SpielWelt: Knock-Knock

Einem kurzen Einleitungstext, den man bei Programmstart sieht, ist zu entnehmen, dass es sich bei „Knock-Knock“ eigentlich um kein Spiel handelt. Dem würde ich zustimmen, nachdem ich mittlerweile mehrere Stunden versucht habe, mich in jener bizarren Welt zurechtzufinden. Selten ist es mir so schwer gefallen, zu entscheiden, ob es sich bei diesem …hmmm… Produkt um Kunst oder Krempel handelt. Nicht mal, ob es mir gefallen hat oder nicht konnte ich auf Anhieb beantworten. Klar ist aber: Wer „Knock-Knock“ spielen möchte, sollte viel Geduld, Experimentierfreudigkeit und eine hohe Frustrationsschwelle mitbringen. 

Gesamteindruck: 3/7


Ist das Kunst oder kann das weg?

„Knock-Knock“ ist, so die oben erwähnte Einleitung, kein Spiel, sondern eher eine Erfahrung.
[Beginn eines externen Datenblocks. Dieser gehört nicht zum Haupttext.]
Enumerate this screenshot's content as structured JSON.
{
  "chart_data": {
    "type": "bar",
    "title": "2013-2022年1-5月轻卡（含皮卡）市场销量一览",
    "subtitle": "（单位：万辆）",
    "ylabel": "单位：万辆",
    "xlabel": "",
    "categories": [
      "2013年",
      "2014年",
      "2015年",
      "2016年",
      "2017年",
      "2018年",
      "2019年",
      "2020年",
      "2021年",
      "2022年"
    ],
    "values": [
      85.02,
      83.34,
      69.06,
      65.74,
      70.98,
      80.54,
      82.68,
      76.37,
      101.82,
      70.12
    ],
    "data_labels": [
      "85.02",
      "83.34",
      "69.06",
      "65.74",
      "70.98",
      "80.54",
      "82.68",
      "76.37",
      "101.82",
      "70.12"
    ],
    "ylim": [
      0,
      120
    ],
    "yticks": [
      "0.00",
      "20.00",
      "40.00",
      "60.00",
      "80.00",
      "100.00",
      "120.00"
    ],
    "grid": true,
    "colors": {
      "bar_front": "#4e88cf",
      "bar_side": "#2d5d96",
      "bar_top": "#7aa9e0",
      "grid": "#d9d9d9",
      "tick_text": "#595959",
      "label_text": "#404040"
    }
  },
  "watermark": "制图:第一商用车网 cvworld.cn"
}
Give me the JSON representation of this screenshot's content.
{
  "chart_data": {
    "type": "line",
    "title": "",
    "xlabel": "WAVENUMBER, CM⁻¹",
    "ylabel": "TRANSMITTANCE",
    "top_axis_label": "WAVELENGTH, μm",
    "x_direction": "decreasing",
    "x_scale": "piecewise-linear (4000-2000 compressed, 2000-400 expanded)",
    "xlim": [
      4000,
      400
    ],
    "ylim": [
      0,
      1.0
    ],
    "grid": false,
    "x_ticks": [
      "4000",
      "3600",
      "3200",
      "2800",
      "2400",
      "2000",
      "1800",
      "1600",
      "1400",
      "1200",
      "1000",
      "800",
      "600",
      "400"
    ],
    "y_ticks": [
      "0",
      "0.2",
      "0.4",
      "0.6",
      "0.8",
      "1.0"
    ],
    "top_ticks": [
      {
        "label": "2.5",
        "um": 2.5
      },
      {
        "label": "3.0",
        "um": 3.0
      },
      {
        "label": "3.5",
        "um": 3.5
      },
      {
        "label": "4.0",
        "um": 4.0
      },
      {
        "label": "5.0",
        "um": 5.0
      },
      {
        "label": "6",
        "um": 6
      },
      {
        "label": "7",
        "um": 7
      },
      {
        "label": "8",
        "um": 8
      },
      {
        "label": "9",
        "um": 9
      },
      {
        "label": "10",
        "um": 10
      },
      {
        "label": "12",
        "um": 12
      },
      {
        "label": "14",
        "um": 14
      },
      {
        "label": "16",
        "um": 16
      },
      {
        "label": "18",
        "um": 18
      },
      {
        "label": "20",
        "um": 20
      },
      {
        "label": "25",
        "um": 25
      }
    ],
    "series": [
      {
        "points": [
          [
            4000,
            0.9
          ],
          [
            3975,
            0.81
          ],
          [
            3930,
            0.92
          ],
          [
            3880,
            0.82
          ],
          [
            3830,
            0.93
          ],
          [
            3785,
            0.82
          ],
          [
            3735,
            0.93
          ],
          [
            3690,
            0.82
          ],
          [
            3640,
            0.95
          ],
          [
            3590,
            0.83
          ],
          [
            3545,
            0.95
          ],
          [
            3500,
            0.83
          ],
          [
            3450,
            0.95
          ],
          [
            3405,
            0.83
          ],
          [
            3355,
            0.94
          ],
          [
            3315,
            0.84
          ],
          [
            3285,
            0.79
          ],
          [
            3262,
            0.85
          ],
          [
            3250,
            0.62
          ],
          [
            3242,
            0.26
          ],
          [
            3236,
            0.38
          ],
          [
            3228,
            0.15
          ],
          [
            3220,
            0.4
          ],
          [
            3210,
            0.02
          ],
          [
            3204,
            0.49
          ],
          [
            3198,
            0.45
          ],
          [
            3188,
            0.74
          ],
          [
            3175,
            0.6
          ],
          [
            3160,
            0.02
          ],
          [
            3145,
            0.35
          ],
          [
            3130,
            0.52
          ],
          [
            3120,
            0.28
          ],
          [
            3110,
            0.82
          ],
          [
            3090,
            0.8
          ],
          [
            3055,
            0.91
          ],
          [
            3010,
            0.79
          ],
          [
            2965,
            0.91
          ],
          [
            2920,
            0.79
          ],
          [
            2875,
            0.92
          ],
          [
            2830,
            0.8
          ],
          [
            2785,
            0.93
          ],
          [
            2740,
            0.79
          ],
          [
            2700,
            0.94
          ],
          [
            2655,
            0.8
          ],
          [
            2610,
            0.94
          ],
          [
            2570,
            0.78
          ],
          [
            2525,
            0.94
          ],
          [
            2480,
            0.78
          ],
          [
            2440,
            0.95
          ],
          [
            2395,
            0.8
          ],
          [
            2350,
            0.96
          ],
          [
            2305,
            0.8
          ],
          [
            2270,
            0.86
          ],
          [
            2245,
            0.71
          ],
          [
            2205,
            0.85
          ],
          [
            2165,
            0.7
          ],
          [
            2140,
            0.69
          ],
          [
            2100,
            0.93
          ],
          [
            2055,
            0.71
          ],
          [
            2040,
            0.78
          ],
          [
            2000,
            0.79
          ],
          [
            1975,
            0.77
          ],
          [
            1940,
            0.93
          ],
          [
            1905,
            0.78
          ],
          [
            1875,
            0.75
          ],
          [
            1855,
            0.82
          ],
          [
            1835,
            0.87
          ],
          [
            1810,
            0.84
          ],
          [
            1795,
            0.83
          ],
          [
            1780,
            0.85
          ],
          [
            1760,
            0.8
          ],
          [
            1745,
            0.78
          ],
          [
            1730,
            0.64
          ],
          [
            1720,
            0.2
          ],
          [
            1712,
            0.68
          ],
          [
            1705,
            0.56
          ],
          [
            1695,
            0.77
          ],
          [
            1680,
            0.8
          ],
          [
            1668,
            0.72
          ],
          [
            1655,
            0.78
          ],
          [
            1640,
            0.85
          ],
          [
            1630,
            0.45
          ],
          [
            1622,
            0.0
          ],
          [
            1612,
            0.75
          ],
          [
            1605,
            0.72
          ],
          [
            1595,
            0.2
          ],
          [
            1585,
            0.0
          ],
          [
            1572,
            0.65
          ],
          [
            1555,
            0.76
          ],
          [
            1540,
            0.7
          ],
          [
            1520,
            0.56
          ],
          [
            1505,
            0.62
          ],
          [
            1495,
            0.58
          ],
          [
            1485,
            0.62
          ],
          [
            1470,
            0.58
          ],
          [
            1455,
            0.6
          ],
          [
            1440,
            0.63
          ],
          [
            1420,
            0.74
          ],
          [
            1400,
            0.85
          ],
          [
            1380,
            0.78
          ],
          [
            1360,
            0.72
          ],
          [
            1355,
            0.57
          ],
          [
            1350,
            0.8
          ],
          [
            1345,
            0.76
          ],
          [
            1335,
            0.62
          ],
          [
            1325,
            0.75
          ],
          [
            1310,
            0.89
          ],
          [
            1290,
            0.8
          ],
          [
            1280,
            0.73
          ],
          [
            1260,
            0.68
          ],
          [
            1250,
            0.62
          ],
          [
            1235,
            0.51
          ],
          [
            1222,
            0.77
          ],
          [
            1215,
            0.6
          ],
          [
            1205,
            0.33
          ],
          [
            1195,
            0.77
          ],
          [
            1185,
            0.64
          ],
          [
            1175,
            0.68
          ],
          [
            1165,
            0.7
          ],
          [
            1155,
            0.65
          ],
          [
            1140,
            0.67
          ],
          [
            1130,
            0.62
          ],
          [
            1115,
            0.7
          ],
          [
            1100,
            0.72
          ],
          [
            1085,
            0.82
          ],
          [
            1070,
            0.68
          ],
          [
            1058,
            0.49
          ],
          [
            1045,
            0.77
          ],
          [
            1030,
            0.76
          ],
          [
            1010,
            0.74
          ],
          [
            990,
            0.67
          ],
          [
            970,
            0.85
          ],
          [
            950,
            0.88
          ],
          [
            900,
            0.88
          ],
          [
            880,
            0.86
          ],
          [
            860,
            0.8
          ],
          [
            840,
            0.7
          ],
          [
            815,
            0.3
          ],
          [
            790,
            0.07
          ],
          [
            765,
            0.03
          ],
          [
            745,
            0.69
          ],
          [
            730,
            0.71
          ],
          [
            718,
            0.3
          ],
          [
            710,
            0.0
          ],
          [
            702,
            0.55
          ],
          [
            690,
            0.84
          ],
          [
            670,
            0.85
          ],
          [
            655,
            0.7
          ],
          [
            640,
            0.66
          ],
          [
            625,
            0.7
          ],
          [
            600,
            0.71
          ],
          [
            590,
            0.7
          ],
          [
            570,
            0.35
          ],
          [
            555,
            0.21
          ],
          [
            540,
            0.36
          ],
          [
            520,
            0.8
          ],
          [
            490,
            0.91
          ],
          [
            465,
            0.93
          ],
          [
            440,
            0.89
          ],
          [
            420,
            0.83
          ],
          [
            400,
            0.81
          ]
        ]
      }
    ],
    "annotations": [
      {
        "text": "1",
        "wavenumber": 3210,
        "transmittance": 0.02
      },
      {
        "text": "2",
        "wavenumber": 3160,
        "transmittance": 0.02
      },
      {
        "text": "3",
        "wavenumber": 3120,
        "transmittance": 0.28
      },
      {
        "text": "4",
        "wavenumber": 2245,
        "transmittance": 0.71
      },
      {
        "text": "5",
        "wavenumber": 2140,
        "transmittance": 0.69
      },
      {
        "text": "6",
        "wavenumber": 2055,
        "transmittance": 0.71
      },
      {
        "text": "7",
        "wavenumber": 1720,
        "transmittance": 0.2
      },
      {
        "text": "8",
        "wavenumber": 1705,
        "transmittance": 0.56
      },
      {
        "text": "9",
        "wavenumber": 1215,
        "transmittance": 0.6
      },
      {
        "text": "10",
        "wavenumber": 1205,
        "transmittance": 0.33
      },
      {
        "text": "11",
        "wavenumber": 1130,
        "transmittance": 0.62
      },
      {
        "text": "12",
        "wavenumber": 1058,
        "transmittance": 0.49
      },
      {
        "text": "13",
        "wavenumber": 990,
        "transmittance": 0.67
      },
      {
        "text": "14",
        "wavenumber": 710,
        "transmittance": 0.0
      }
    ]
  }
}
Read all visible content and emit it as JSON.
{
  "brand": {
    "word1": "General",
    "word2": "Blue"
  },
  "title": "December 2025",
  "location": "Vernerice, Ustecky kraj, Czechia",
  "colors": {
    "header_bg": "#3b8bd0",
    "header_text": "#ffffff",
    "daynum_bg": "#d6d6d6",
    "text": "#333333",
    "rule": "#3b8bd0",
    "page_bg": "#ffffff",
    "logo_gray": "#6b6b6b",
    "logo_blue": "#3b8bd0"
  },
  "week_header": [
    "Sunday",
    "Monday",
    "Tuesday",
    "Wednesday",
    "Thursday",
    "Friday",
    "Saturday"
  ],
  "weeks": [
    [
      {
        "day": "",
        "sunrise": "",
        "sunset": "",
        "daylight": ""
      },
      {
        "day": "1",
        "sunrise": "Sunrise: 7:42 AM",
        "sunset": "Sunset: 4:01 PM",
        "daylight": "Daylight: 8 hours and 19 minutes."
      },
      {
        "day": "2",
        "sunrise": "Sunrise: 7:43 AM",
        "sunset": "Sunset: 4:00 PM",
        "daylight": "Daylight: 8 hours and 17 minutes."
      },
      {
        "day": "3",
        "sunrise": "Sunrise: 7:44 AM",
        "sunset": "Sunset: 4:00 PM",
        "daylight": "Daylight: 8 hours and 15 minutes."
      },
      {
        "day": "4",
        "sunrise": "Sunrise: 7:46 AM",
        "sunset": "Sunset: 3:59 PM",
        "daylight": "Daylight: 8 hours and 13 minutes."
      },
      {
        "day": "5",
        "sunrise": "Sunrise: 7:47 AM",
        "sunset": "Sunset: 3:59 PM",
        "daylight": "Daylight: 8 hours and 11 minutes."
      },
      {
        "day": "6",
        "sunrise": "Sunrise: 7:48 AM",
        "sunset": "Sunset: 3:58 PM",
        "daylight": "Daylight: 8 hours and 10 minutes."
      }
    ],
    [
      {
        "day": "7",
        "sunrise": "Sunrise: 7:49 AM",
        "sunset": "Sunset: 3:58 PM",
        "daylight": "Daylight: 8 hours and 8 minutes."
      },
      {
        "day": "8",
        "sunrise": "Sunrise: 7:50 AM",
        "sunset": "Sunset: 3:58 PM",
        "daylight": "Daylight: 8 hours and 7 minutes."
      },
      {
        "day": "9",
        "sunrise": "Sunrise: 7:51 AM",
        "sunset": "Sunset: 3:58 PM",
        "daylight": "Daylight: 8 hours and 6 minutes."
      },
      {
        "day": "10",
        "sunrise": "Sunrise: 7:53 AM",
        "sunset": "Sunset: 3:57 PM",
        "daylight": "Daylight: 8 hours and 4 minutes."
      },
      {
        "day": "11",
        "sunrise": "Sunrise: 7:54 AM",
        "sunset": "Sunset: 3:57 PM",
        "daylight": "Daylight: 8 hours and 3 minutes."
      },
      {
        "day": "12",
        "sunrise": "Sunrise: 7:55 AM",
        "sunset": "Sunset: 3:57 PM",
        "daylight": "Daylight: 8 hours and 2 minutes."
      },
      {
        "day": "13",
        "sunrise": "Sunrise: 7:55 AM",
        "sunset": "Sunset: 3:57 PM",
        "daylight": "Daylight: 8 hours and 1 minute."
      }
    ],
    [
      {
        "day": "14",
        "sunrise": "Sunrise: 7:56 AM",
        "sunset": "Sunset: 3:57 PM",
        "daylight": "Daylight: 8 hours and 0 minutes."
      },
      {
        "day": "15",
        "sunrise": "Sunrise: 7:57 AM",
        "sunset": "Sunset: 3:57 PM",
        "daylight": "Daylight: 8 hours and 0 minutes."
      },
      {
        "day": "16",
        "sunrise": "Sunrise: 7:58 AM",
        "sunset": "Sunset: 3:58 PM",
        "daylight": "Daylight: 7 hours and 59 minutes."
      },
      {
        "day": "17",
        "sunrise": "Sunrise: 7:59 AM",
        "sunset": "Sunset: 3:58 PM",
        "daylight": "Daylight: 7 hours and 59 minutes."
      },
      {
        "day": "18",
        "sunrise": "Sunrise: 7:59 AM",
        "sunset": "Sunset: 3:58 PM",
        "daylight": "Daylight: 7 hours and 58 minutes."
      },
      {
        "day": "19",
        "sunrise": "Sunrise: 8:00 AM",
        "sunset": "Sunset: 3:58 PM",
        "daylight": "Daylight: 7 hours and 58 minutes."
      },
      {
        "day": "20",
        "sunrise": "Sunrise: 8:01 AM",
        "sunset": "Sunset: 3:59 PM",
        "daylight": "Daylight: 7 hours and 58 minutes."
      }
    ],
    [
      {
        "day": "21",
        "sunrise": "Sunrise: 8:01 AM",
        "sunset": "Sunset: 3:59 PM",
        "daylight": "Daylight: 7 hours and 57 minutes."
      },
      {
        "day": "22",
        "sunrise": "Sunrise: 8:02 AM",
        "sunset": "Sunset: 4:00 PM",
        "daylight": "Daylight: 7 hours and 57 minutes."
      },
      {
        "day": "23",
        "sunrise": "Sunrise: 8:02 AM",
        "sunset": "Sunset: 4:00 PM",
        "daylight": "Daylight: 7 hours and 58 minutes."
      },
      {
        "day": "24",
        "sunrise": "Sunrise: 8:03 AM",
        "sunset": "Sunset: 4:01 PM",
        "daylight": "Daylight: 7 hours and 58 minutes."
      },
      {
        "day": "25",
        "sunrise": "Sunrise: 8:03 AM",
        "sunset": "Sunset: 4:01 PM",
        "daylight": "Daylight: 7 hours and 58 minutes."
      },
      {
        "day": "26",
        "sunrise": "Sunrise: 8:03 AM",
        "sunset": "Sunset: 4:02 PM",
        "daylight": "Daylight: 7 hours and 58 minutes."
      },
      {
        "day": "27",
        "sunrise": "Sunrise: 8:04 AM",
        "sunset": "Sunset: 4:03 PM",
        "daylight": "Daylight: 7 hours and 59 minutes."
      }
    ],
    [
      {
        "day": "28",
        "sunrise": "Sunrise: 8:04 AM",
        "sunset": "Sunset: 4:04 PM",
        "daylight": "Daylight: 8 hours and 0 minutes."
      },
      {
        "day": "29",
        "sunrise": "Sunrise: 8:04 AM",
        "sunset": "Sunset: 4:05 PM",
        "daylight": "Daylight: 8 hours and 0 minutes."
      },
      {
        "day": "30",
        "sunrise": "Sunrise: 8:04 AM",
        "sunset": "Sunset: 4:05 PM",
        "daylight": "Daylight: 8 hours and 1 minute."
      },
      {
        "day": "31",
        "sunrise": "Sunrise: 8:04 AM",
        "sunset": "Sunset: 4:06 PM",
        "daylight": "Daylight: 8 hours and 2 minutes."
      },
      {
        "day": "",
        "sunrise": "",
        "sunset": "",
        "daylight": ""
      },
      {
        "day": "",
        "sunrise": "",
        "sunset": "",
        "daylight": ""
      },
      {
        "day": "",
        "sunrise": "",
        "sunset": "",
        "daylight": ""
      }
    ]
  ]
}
Dabei handelt es sich, so der Text weiter, um das Äquivalent eines Found Footage-Films, um Material, das zufällig an die Programmierer gelangt ist und von ihnen so gut wie möglich aufbereitet wurde. Und: Vieles wird dem „Spieler“ nicht klar sein. Zumindest ist man ehrlich – denn so vieles war mir selten (eigentlich noch nie!) in einem Computerspiel unklar.

Die Handlung in Kurzfassung
Immer wieder wird der namenlose Protagonist von Alpräumen geweckt, die ihn dazu zwingen, durch sein Haus zu tappen. Denn er ist nicht allein – oder vielleicht doch und der Horror, den er dabei erlebt, spielt sich nur in seinem Kopf ab?

Bereits die Einordnung in ein Genre fällt bei „Knock-Knock“ schwer. Am ehesten würde ich es als Adventure beschreiben, es trägt aber auch Züge eines Survival-Spiels mit Horror-Elementen. Die russische Softwareschmiede Ice-Pick Lodge ist offenbar auf derartige Merkwürdigkeiten spezialisiert – aus dem gleichen Hause stammen z. B. „Pathologic“ und „The Void“. Dass die Beschreibung der Handlung so kurz ausfällt, ist im Übrigen kein Wunder: Mehr als durch zufallsgenerierte Räume zu schleichen, Türen zu öffnen und Glühlampen zu reparieren macht man in „Knock-Knock“ meist nicht. Eventuell schaltet man noch das Licht an oder aus, versteckt sich ein wenig und versucht einen verwirrenden und unheimlichen Wald zu durchqueren. Klingt repetitiv? Ist es auch, und das trotz der kurzen Spieldauer (ein Durchgang ist in rund drei Stunden zu schaffen). Kann man „Knock-Knock“ dennoch empfehlen? Ich würde sagen: Bedingt.

Stimmungsvoller Grusel.

Screenshot

Beginnen wir am besten mit den positiven Aspekten. Größter Pluspunkt von „Knock-Knock“ ist die Atmosphäre. Das geht bei der Grafik los, von deren Cartoonhaftigkeit man sich nicht täuschen lassen sollte. Im ersten Moment (und auf Screenshots) mag das alles recht knuffig aussehen, während des Spielens wird es aber schnell unheimlich, wenn der Protagonist ständig (!) durch den Bildschirm direkt in die Augen des Spielers zu starren scheint – ein Effekt, den man so ähnlich von Gemälden und Portrait-Fotos kennt, die einen mit ihren Blicken zu verfolgen scheinen. Irgendwann im Verlauf hat man sogar das Gefühl, dass der namenlose Held den Menschen, der ihm über Maus und Tastatur Befehle gibt, direkt anspricht und um Hilfe bittet. Und das ist dann richtig, richtig unheimlich, vor allem, wenn man wie empfohlen nachts und allein in einem dunklen Raum spielt. Richtige Schockmomente, Blut und Eingeweide braucht es dafür übrigens nicht. „Knock-Knock“ verstört auf subtilerer Ebene, das aber sehr gekonnt. Mit verantwortlich ist auch der Sound, der von höchst beunruhigenden Geräuschen und Geflüster, spartanischer Musikuntermalung bis hin zur merkwürdigen Brabbelsprache des (glücklicherweise untertitelten) Protagonisten reicht. Ein derart stimmiges und vor allem durch und durch eigenständiges Gesamtkonzept sieht man nicht allzu häufig, denke ich.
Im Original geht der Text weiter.